Berdasarkan laporan sementara EDI, Komite Pengawasan, Etika dan Disiplin (CEDB) memutuskan untuk menangguhkan sementara Prestianni untuk satu pertandingan dalam kompetisi klub UEFA, karena diduga melanggar Pasal 14 Peraturan Disiplin tentang perilaku diskriminatif.
UEFA menekankan bahwa skorsing tersebut hanya bersifat sementara dan tidak akan memengaruhi keputusan akhir setelah investigasi selesai. UEFA juga menyatakan akan merilis informasi lebih lanjut setelah kesimpulan resmi tercapai. Oleh karena itu, Prestoni tidak akan dapat bermain saat Benfica kembali menghadapi Real Madrid pada 26 Februari.

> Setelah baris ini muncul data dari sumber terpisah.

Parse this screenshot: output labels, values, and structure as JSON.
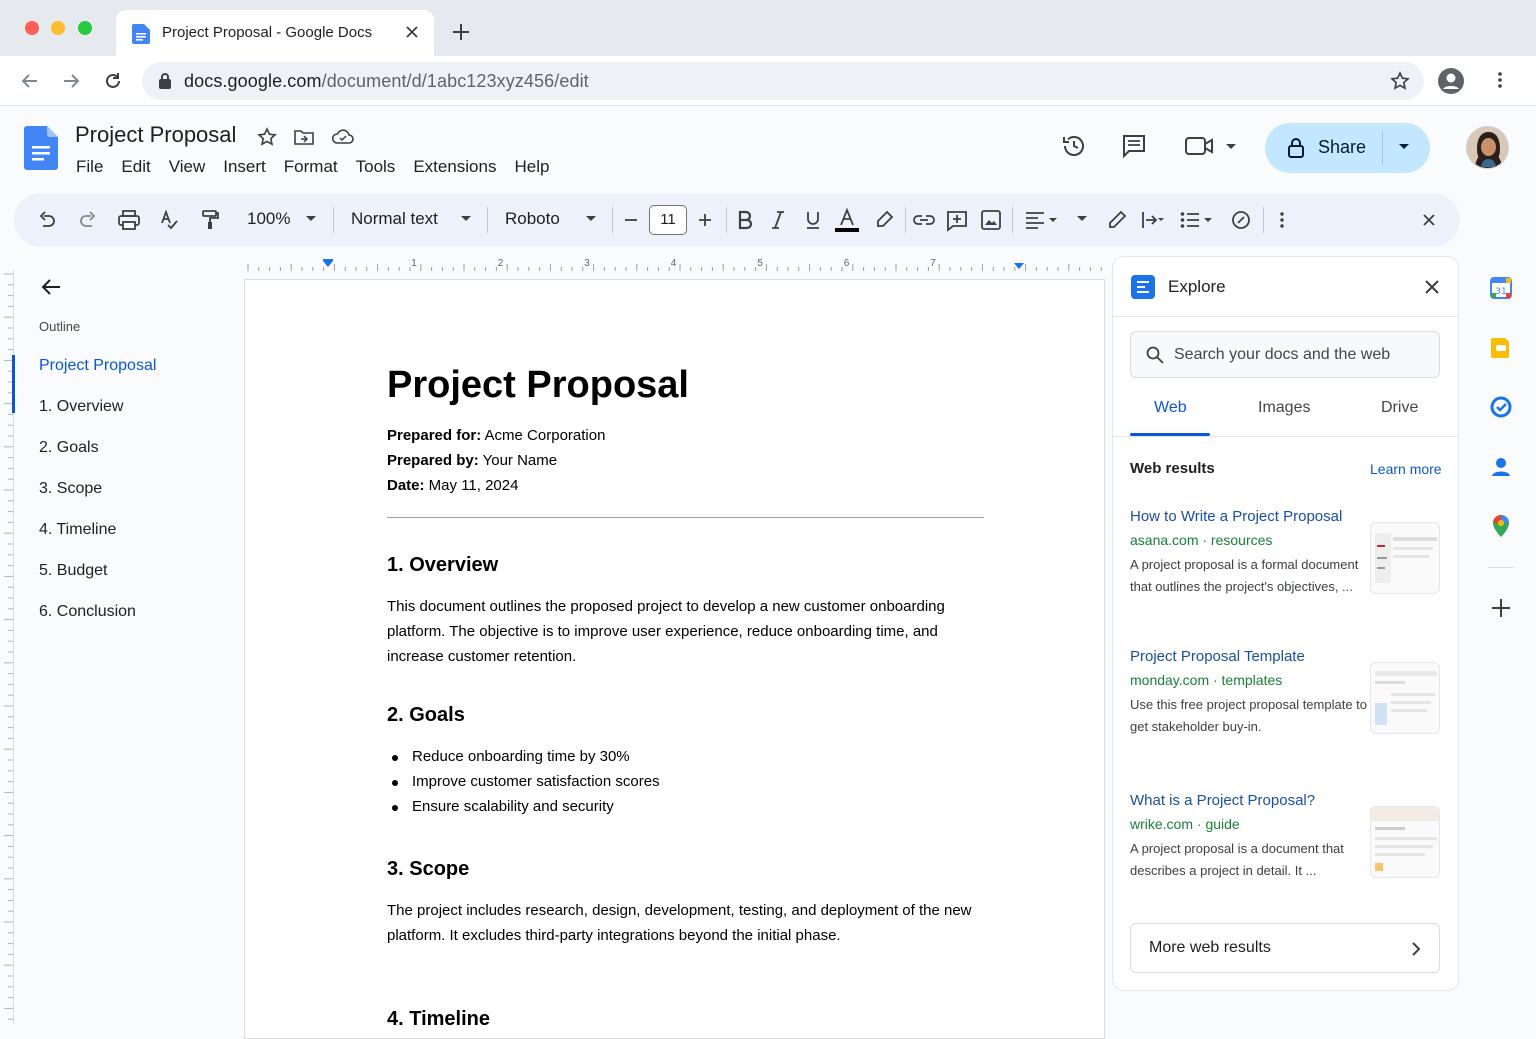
{
  "browser": {
    "tab_title": "Project Proposal - Google Docs",
    "url_host": "docs.google.com",
    "url_path": "/document/d/1abc123xyz456/edit"
  },
  "doc_header": {
    "title": "Project Proposal",
    "menu": [
      "File",
      "Edit",
      "View",
      "Insert",
      "Format",
      "Tools",
      "Extensions",
      "Help"
    ],
    "share_label": "Share"
  },
  "toolbar": {
    "zoom": "100%",
    "style": "Normal text",
    "font": "Roboto",
    "font_size": "11"
  },
  "outline": {
    "label": "Outline",
    "items": [
      "Project Proposal",
      "1. Overview",
      "2. Goals",
      "3. Scope",
      "4. Timeline",
      "5. Budget",
      "6. Conclusion"
    ],
    "active_index": 0
  },
  "document": {
    "title": "Project Proposal",
    "prepared_for_label": "Prepared for:",
    "prepared_for": " Acme Corporation",
    "prepared_by_label": "Prepared by:",
    "prepared_by": " Your Name",
    "date_label": "Date:",
    "date": " May 11, 2024",
    "sections": {
      "overview_heading": "1. Overview",
      "overview_text": "This document outlines the proposed project to develop a new customer onboarding platform. The objective is to improve user experience, reduce onboarding time, and increase customer retention.",
      "goals_heading": "2. Goals",
      "goals": [
        "Reduce onboarding time by 30%",
        "Improve customer satisfaction scores",
        "Ensure scalability and security"
      ],
      "scope_heading": "3. Scope",
      "scope_text": "The project includes research, design, development, testing, and deployment of the new platform. It excludes third-party integrations beyond the initial phase.",
      "timeline_heading": "4. Timeline"
    }
  },
  "ruler": {
    "numbers": [
      "1",
      "2",
      "3",
      "4",
      "5",
      "6",
      "7"
    ]
  },
  "explore": {
    "title": "Explore",
    "search_placeholder": "Search your docs and the web",
    "tabs": [
      "Web",
      "Images",
      "Drive"
    ],
    "active_tab": "Web",
    "web_results_label": "Web results",
    "learn_more": "Learn more",
    "results": [
      {
        "title": "How to Write a Project Proposal",
        "source": "asana.com · resources",
        "snippet": "A project proposal is a formal document that outlines the project's objectives, ..."
      },
      {
        "title": "Project Proposal Template",
        "source": "monday.com · templates",
        "snippet": "Use this free project proposal template to get stakeholder buy-in."
      },
      {
        "title": "What is a Project Proposal?",
        "source": "wrike.com · guide",
        "snippet": "A project proposal is a document that describes a project in detail. It ..."
      }
    ],
    "more_results": "More web results"
  },
  "colors": {
    "accent": "#0b57d0",
    "share_bg": "#c2e7ff",
    "toolbar_bg": "#edf2fa",
    "link_green": "#188038"
  }
}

Menurut laporan awal, Prestianni diduga melontarkan komentar diskriminatif dan ofensif terhadap bintang Brasil dari Real Madrid tersebut selama leg pertama. Insiden itu terjadi setelah Vinicius mencetak gol di babak kedua.
Rekaman televisi menunjukkan seorang pemain Benfica menutupi mulutnya dengan bajunya saat terjadi adu mulut sengit dengan sekelompok pemain Real Madrid. Segera setelah itu, Vinicius bergegas melaporkan pelecehan rasis tersebut kepada wasit. Pertandingan dihentikan sementara selama 10 menit sementara wasit menangani insiden tersebut.
Insiden tersebut semakin memicu kemarahan atas rasisme dalam sepak bola, terutama karena Vinicius telah berulang kali menjadi target tindakan serupa dalam beberapa tahun terakhir.